Астье, стоя возле катафалка, не ответил, он перелистывал свою речь, которую ему предстояло произнести.

Фрейде повторил:

— Какое несчастье!

— Вы ведете себя неприлично, милый Фрейде, — произнес мэтр громко и резко. Щелкнув челюстью, он снова углубился в чтение.

Неприлично?.. Почему?.. Несчастный инстинктивно стал ощупывать, все ли пуговицы у него на месте, с тревогой осмотрел себя с головы до ног, не будучи в состоянии понять, чем вызваны эти резкие слова осуждения. Что случилось? Что он сделал?

У него потемнело в глазах. Он смутно видел, как катафалк с колыхавшейся на нем пирамидой цветов и зелеными мундирами по четырем углам тронулся с места. Сзади следовали тоже зеленые мундиры, потом вся корпорация, а за нею на почтительном расстоянии шла другая группа людей, среди которых очутился и он, сам не зная, как он туда попал.
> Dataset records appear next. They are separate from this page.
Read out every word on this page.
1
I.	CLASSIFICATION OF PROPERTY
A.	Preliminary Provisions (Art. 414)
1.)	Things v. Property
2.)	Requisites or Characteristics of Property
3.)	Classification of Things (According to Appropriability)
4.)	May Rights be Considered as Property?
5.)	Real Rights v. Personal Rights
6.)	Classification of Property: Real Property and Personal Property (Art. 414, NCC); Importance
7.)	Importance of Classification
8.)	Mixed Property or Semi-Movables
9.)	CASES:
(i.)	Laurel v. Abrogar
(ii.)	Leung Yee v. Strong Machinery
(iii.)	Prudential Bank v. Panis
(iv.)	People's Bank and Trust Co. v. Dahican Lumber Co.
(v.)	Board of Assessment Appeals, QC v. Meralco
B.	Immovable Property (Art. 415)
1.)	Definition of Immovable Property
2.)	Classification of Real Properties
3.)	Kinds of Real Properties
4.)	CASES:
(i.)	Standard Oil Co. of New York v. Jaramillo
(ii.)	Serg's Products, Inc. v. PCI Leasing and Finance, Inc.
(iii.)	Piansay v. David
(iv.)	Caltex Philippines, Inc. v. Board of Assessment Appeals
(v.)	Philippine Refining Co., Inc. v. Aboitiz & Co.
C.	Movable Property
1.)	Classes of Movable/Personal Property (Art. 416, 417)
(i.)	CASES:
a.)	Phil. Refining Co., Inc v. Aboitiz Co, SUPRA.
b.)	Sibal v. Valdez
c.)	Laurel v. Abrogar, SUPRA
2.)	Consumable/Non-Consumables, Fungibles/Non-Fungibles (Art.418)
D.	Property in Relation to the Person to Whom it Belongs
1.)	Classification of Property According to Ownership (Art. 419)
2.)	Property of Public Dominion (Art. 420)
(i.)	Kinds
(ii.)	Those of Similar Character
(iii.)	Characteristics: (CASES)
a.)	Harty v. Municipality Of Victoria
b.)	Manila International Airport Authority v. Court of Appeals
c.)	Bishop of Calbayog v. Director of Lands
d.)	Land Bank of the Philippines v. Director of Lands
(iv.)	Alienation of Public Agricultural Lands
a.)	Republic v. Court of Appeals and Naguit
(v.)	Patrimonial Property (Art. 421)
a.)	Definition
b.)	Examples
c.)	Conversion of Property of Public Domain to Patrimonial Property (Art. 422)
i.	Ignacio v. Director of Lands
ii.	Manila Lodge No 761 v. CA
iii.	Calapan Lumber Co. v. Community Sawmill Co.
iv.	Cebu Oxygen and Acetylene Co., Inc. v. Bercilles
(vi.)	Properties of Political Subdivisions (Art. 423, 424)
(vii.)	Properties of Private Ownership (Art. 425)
Молодые люди и старики, унылые, печальные, с глубокой складкой посреди лба, которая свидетельствовала о снедавшей их мысли, смотрели на своего соседа подозрительным, ненавидящим взглядом. Оправившись от пережитого волнения, Фрейде мог назвать каждого из них: он увидел увядшее, озабоченное лицо папаши Мозера — вечного кандидата, открытое лицо Дальзона, автора двусмысленной книжонки, забаллотированного на последних выборах, Салеля, Герино. Все они тащились на буксире; ими Академия больше не занималась, она предоставляла им плыть по волне, оставляемой победоносным судном, поймавшим их на надежный крючок. Все они были здесь налицо, несчастные пойманные рыбы: одни уже дохлые, под водой, другие еще продолжали биться и бросали страдальческие, алчные взгляды, просящие, молящие, вечно молящие. Давая себе клятву избежать этой участи, Абель Фрейде шел на ту же приманку, тянулся за удочкой, так крепко попавшись на крючок, что вырваться ему не было уже никакой возможности.

Вдали, на улицах, очищенных от толпы, по пути следования процессии, приглушенная барабанная дробь, чередуясь с рокотом труб, привлекала прохожих, толпившихся на тротуарах, и любопытных, высовывавшихся из окон. Потом снова раздались протяжные звуки «Марша на смерть героя». И при виде этих необычайных почестей, этих национальных похорон, этого горделивого протеста униженного в своем достоинстве человека, побежденного смертью, но сумевшего возвысить и украсить свое поражение, отрадно было сознавать, что все это делается для Луазильона, непременного секретаря Французской академии, то есть для ничтожнейшего из ничтожных.